The prognostic value of NLR was previously shown for a variety of malignancies, including soft tissue sarcomas (13), colorectal, renal, lung and pancreatic cancers (1416). There is a growing body of data supporting the usefulness of NLR in prognostication in GISTs. Its role as an independent prognostic factor of RFS in localized primary GISTs has already been presented (1719). Moreover, in this group of patients increased NLR was correlated with shorter OS (18,20). However, some authors present opposite results (21).

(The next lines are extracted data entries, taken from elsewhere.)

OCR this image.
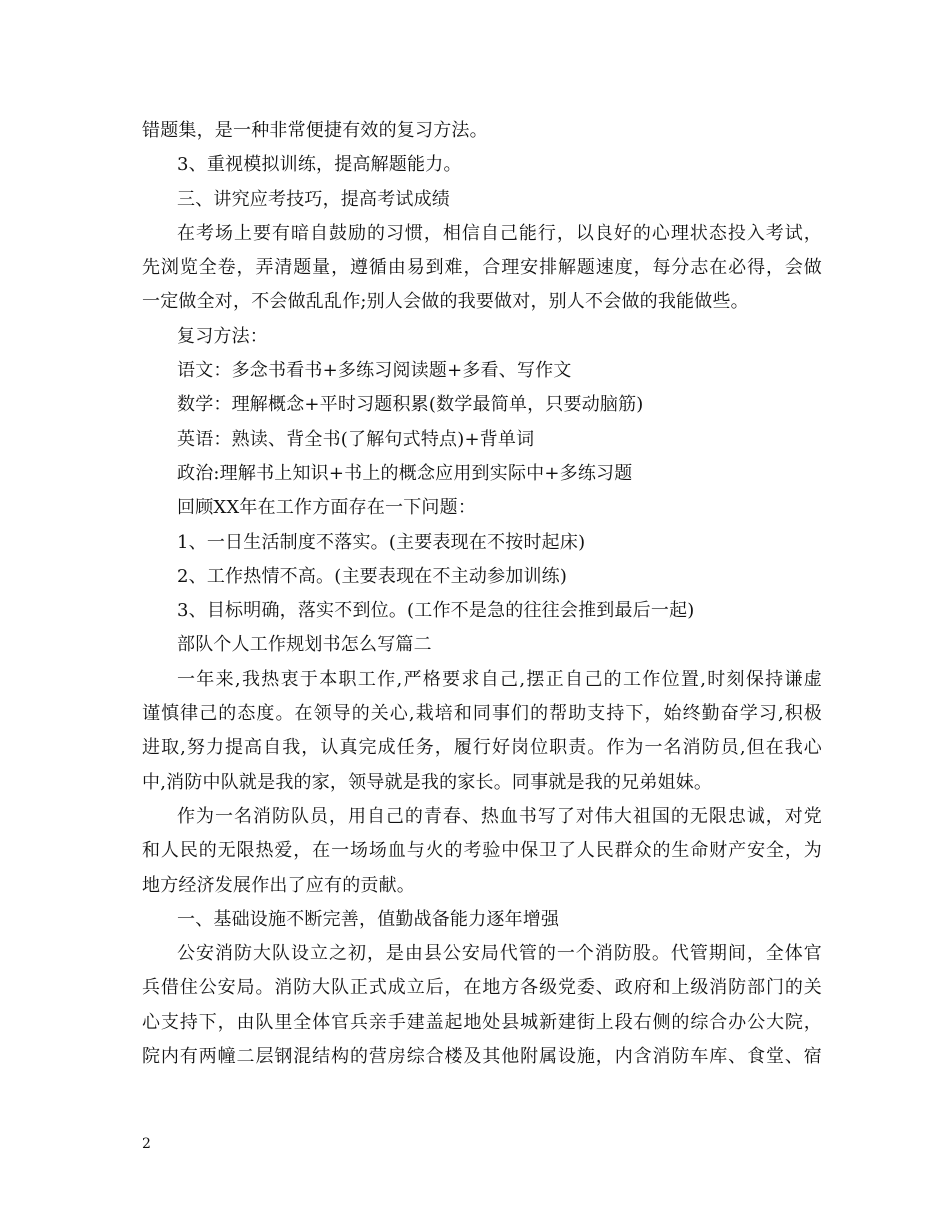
错题集，是一种非常便捷有效的复习方法。
3、重视模拟训练，提高解题能力。
三、讲究应考技巧，提高考试成绩
在考场上要有暗自鼓励的习惯，相信自己能行，以良好的心理状态投入考试，
先浏览全卷，弄清题量，遵循由易到难，合理安排解题速度，每分志在必得，会做
一定做全对，不会做乱乱作;别人会做的我要做对，别人不会做的我能做些。
复习方法：
语文：多念书看书+多练习阅读题+多看、写作文
数学：理解概念+平时习题积累(数学最简单，只要动脑筋)
英语：熟读、背全书(了解句式特点)+背单词
政治:理解书上知识+书上的概念应用到实际中+多练习题
回顾XX年在工作方面存在一下问题：
1、一日生活制度不落实。(主要表现在不按时起床)
2、工作热情不高。(主要表现在不主动参加训练)
3、目标明确，落实不到位。(工作不是急的往往会推到最后一起)
部队个人工作规划书怎么写篇二
一年来,我热衷于本职工作,严格要求自己,摆正自己的工作位置,时刻保持谦虚
谨慎律己的态度。在领导的关心,栽培和同事们的帮助支持下，始终勤奋学习,积极
进取,努力提高自我，认真完成任务，履行好岗位职责。作为一名消防员,但在我心
中,消防中队就是我的家，领导就是我的家长。同事就是我的兄弟姐妹。
作为一名消防队员，用自己的青春、热血书写了对伟大祖国的无限忠诚，对党
和人民的无限热爱，在一场场血与火的考验中保卫了人民群众的生命财产安全，为
地方经济发展作出了应有的贡献。
一、基础设施不断完善，值勤战备能力逐年增强
公安消防大队设立之初，是由县公安局代管的一个消防股。代管期间，全体官
兵借住公安局。消防大队正式成立后，在地方各级党委、政府和上级消防部门的关
心支持下，由队里全体官兵亲手建盖起地处县城新建街上段右侧的综合办公大院，
院内有两幢二层钢混结构的营房综合楼及其他附属设施，内含消防车库、食堂、宿
2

High NLR was also associated with the characteristic features of high-risk tumors, what suggests that high risk GISTs can promote systemic inflammation (20). Much less is known about the role of NLR in patients treated systemically due to metastatic/unresectable GIST. In our previous study we reported that NLR>2.7 at baseline was significantly associated with poor OS and PFS in patients receiving imatinib in the first line of treatment of advanced GIST (10). To our knowledge, this is the first study showing that pretreatment NLR may be associated with OS in advanced GIST treated with sunitinib as a second-line therapy. In this study, we have found that baseline NLR>2.4 is a negative independent prognostic factor for OS.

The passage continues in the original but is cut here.